Por: Francisco Gutiérrez Sanín

El juicio de la historia y otras expectativas

Dorothy Parker —fantástica narradora y repentista, y una de las figuras más entrañables de la literatura del siglo XX— alguna vez dijo que ella no era una escritora con un problema de alcohol, sino una alcohólica con un problema de escritura. Guardadas todas las proporciones, de Ernesto Macías se puede afirmar algo análogo: no es un político con un problema de mitomanía, sino un mitómano con un problema de política. De hecho, con varios.

Pero hoy quiero centrarme más en el primer aspecto, la mitomanía. Pues una de las fantasías más desatinadas que ha impulsado todos estos años el uribismo —y Macías en primera línea— es que Santos iba a instaurar, qué digo, había instaurado ya, una dictadura castrochavista. Por favor no suelten una carcajada: esto es literal, y circulaba sólo ayer. De hecho, si no me equivoco fue también Macías quien afirmó en Twitter que Santos planeaba, junto con Timochenko, suspender las elecciones. Cito de memoria, y si algún lector me desmiente pues tendré que retractarme, pero estoy casi seguro de que el autor de esta perla es él.

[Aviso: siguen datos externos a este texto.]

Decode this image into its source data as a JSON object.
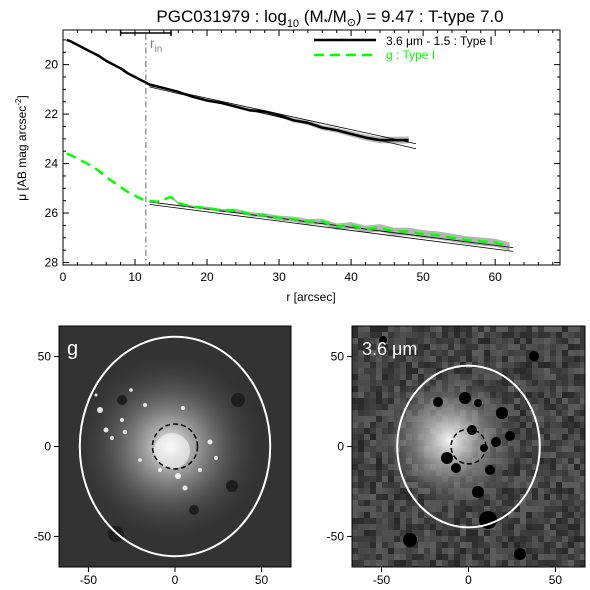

Y no es la única, por supuesto, que ha producido su ingenio patrañero casi inagotable, inspirado un poco por el odio y otro poco por la pequeñez.

Mientras tanto, el presidente saliente daba repetidas muestras de grandeza —no encuentro otra palabra—, no siendo la capacidad de burlarse de sí mismo una de las menores. Mientras sus enemigos no podían dejar de detestarlo compulsivamente, Santos caminaba hacia el final de su mandato como sobre una nube, predicando a favor de la tolerancia, la paz y el entendimiento. Pero este virtuoso epílogo no debe impedirnos echar una mirada fría y crítica —que es la única que vale a la hora de evaluar— sobre la calidad de sus dos gobiernos. ¿Qué tan buenos fueron?

El propio Santos ha afirmado que la historia a la larga se encargará de reivindicarlo. Miren ustedes: después de años de buscar con lupa alguna evidencia de ideas “castrochavistas” en el discurso de Santos, al fin la encontré. Pues esa intuición de que la historia es una suerte de tribunal benévolo que al final absuelve las causas justas fue probablemente fijada en la imaginación latinoamericana por el gran líder cubano (“la historia me absolverá”). En realidad, no hay tal. Los debates alrededor del significado histórico de los eventos continúan por décadas y siglos, a veces tan roñosos y brutales como el primer día. No hay tal tribunal. No hay tal absolución. La moraleja para los políticos prácticos es que las peleas fundamentales del momento se deben dar cuando toca, pues de lo contrario se pierde para siempre la oportunidad de solucionar un problema o de generar el proverbial salto cualitativo (uno de los varios reproches que tengo al presidente saliente es precisamente su pasividad, a veces inexplicable, cuando tocaba darles cara a los problemas).

Hay mucho por decir de los dos gobiernos de Santos. Pero creo que lo primero que habría que hacer sería establecer un criterio claro de valoración. Por ejemplo, en comparación con casi todos los presidentes reales —“lo que da la tierra”, como dijo alguna vez Laureano— que hemos tenido aquí pienso que su desempeño fue notable. Y sus éxitos claramente van mucho más allá del logro de la paz —pero este ya hubiera sido suficiente para ponerlo bastante por encima del promedio—. Se podría contraargumentar que aquel criterio es muy poco exigente. Pero es lo que tenemos. De hecho, me temo que muy pronto algunos de sus mejores aspectos comenzarán a hacerle mucha falta al país. Y si Santos se raja en varias materias claves (para comenzar, implementación del Acuerdo, educación, ciencia y tecnología) su estilo de gobierno calmado y digno queda como importante referente. Qué diferencia con la cacofonía —necesaria, prescribe el caudillo— que se viene.